Orchestre d’Heidelberg Un jour sonore avec Haydn DIRECTION : THOMAS FEY Programme : Joseph Haydn Symphonie n° 6 "Le matin" Symphonie n° 7 "Le midi" Symphonie n° 8 "Le soir"

Entretien avec Thomas Fey ENTRETIEN ET TRADUCTION RÉALISÉS PAR ANNE LE NABOUR LE 15 FEVRIER 2014

Parlez-nous de votre parcours. J’ai commencé par apprendre le piano, l’orgue, le saxophone et la contrebasse. Adolescent, je me destinais à être archéologue, mais quelques temps après, deux femmes professeurs de piano m’ont littéralement fasciné, et j’ai décidé de devenir pianiste. Archéologue ou musicien, c’est un peu la même chose, d’autant quand il s’agit de musique d’un passé révolu : la partition ne contient pas tout et l’interprète, par ses recherches, sa sensibilité, son jeu, est pour beaucoup dans le rendu final.
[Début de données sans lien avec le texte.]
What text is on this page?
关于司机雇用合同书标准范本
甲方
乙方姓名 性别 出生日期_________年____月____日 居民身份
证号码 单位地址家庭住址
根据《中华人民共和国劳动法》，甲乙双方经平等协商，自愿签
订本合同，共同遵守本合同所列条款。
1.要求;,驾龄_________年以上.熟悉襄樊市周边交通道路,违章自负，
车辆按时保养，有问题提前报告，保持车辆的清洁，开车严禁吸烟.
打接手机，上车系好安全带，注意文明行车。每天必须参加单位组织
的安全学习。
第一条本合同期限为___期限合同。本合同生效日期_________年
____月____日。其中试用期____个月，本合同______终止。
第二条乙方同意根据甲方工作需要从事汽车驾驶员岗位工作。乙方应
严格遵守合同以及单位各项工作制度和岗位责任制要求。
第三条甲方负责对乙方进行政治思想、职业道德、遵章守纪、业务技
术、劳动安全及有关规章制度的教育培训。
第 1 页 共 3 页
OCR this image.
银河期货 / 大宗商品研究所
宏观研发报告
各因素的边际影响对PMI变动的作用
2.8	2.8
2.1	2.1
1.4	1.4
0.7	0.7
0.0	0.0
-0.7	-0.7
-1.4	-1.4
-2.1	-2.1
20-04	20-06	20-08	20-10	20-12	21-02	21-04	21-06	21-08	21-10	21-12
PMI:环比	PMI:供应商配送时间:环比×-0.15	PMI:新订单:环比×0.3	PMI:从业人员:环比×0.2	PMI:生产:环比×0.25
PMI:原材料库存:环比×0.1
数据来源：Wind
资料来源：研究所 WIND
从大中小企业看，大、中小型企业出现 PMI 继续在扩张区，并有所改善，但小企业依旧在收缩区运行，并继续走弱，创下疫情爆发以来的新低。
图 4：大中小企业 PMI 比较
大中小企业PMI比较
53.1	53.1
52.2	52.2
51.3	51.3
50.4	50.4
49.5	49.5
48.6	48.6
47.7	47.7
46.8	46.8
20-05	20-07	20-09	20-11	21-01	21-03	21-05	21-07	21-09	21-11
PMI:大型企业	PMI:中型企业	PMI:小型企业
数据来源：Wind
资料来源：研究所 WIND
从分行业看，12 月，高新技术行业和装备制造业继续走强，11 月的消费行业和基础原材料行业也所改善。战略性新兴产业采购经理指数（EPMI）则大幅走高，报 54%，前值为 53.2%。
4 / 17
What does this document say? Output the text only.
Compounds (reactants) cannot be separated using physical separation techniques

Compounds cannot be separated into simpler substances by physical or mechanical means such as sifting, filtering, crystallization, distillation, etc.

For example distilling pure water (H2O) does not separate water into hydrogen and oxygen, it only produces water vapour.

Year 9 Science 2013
Toutefois, à vingt-et-un an, j’ai compris que, malgré mes diplômes, je n’étais pas assez bon pour embrasser une carrière de concertiste. Je me suis alors orienté vers la direction d’orchestre que j’ai étudiée à la Haute École de Musique de Mannheim et au Mozarteum de Salzbourg où j’ai pu bénéficier de l’enseignement de Nikolaus Harnoncourt. Observez-vous toujours le conseil de ce maître qui préconise « un travail fait à 49% de savoir et à 51% d’intuition » ? Oui, et ce n’est pas le seul qu’il m’ait donné. Il m’a dit également que la beauté se trouvait à la limite du risque et que chaque concert devait être envisagé comme une création. Que signifie cette recommandation en pratique ? Nikolaus Harnoncourt prône l’interaction du savoir et de l’intuition. Un minimum de connaissances est, certes, indispensable à toute pratique musicale, mais du savoir doit naître ensuite quelque chose de personnel.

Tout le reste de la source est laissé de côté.